Korrigeringar

Basic research project

• The advance in regenerative medicine, especially in the field of cardiology, is due, among other factors, to obtaining induced pluripotency stem cells (iPS), which makes it possible to study diseases such as anthracycline-induced cardiotoxicity (CIA ).

• A class of more effective chemotherapeutics used as a therapeutic measure to treat neoplasms are anthracyclines.

• Its antineoplastic effects are considered to involve DNA strand intercalation, stabilization of the topoisomerase IIα cleavage complex and imbalance in the redox system, generating an accumulation of toxic and reactive oxygen radicals, inducing apoptosis.

• Despite the benefit generated in the treatment of cancer, its clinical use is hampered by the risk of cardiotoxicity and it is still not known what predisposes the individual to develop such a side effect.

• Due to cardiotoxic side effects, there is considerable effort to develop cardioprotective drugs, but so far dexrazoxane (DXZ) is the only drug approved for the prevention of ASD.

• Its probable cardioprotective effect is related to the removal of intracellular iron, preventing the production of the anthracycline-iron complex and subsequent production of toxic radicals, in addition to antagonizing the association of anthracyclines with topoisomerase IIβ, an isoform present in non-proliferating cells, such as cardiomyocytes.

• It is speculated that, in this way, this cardioprotectant reduces the damage induced by anthracyclines to the DNA of cardiomyocytes.

• Thus, the use of patient-specific cardiomyocytes differentiated from iPS (iPS-CM) represents a promising platform to perform pharmacological tests and study the mechanisms of cardiotoxicity induction.

• The protocols that most efficiently mimic cardiomyogenesis use a base medium composed of RPMI 1640 plus B27, a supplement containing 21 components, originally developed for the culture of hippocampal neurons and recently adapted for differentiation into iPS-CM.

• As most of the B27 component molecules are antioxidants, it is possible that their addition causes a cardioprotective effect on the iPS-CM generated in vitro, possibly altering their maturation and the observed results.

• Thus, the objective of this work is to establish a protocol that presents high efficiency of cardiac differentiation (CO), but that does not make use of the supplement B27.

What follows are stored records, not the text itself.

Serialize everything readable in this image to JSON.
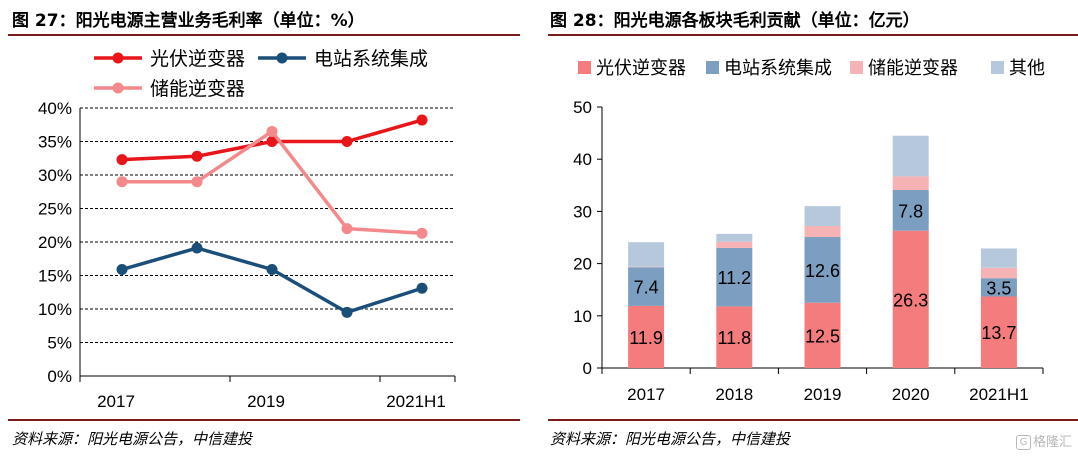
{
  "left": {
    "title": "图 27：阳光电源主营业务毛利率（单位：%）",
    "source": "资料来源：阳光电源公告，中信建投",
    "chart_data": {
      "type": "line",
      "x": [
        "2017",
        "",
        "2019",
        "",
        "2021H1"
      ],
      "xtick_labels": [
        "2017",
        "2019",
        "2021H1"
      ],
      "yticks": [
        "0%",
        "5%",
        "10%",
        "15%",
        "20%",
        "25%",
        "30%",
        "35%",
        "40%"
      ],
      "ylim": [
        0,
        40
      ],
      "grid": true,
      "legend_position": "top",
      "series": [
        {
          "name": "光伏逆变器",
          "values": [
            32.3,
            32.8,
            35,
            35,
            38.2
          ],
          "color": "#e8151b"
        },
        {
          "name": "电站系统集成",
          "values": [
            15.9,
            19.1,
            15.9,
            9.5,
            13.1
          ],
          "color": "#1b4f7a"
        },
        {
          "name": "储能逆变器",
          "values": [
            29,
            29,
            36.5,
            22,
            21.3
          ],
          "color": "#f4898b"
        }
      ]
    }
  },
  "right": {
    "title": "图 28：阳光电源各板块毛利贡献（单位：亿元）",
    "source": "资料来源：阳光电源公告，中信建投",
    "chart_data": {
      "type": "bar",
      "stacked": true,
      "categories": [
        "2017",
        "2018",
        "2019",
        "2020",
        "2021H1"
      ],
      "yticks": [
        "0",
        "10",
        "20",
        "30",
        "40",
        "50"
      ],
      "ylim": [
        0,
        50
      ],
      "grid": false,
      "legend_position": "top",
      "series": [
        {
          "name": "光伏逆变器",
          "values": [
            11.9,
            11.8,
            12.5,
            26.3,
            13.7
          ],
          "labels": [
            "11.9",
            "11.8",
            "12.5",
            "26.3",
            "13.7"
          ],
          "color": "#f47c7c"
        },
        {
          "name": "电站系统集成",
          "values": [
            7.4,
            11.2,
            12.6,
            7.8,
            3.5
          ],
          "labels": [
            "7.4",
            "11.2",
            "12.6",
            "7.8",
            "3.5"
          ],
          "color": "#7c9ec0"
        },
        {
          "name": "储能逆变器",
          "values": [
            0.1,
            1.2,
            2.1,
            2.6,
            2.0
          ],
          "color": "#f6b3b5"
        },
        {
          "name": "其他",
          "values": [
            4.7,
            1.5,
            3.8,
            7.8,
            3.7
          ],
          "color": "#b6c9dc"
        }
      ]
    }
  },
  "watermark": {
    "icon": "G",
    "text": "格隆汇"
  }
}
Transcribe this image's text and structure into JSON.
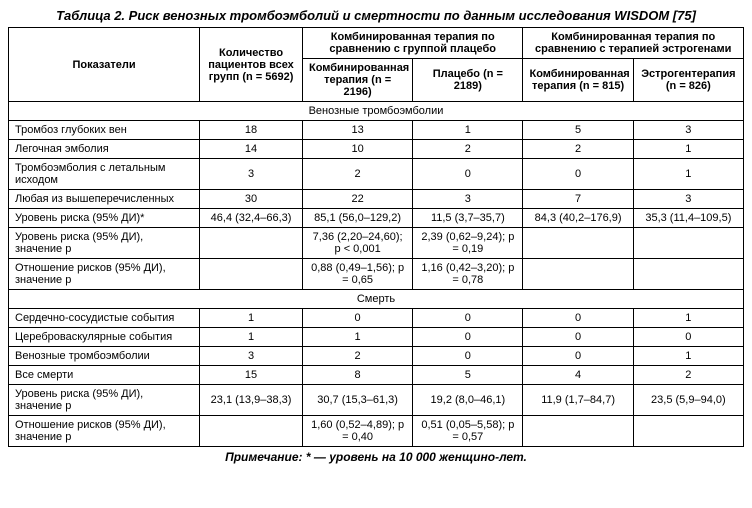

• In this work, we used two strains of iPS: one obtained from a patient treated with cumulative doses of anthracyclines (240 mg/m2 doxorubicin and 300 mg/m2 epirubicin) and who developed heart failure (ejection fraction = 32.9%) after 7 years of treatment, and another from a healthy donor (control).

• Patient-specific iPS underwent CD using two different protocols: P1 – using B27 (RPMI 1640 and supplement B27 1X serum free or B27 minus insulin), and P2 – CDM3 (RPMI 1640, 213 μg/mL L-ascorbic acid 2 -phosphate, 500 μg/mL bovine serum albumin).

• Starting from the eighth day, the spontaneous contractility of the iPS-CM was evaluated by optical phase contrast microscopy.

• After thirty days, we evaluated by flow cytometry the efficiency of the two protocols by cardiac troponin T labeling and obtained efficiency >90%.

• With this, we were able to obtain iPS-CM through an efficient and reproducible protocol, using a medium without B27.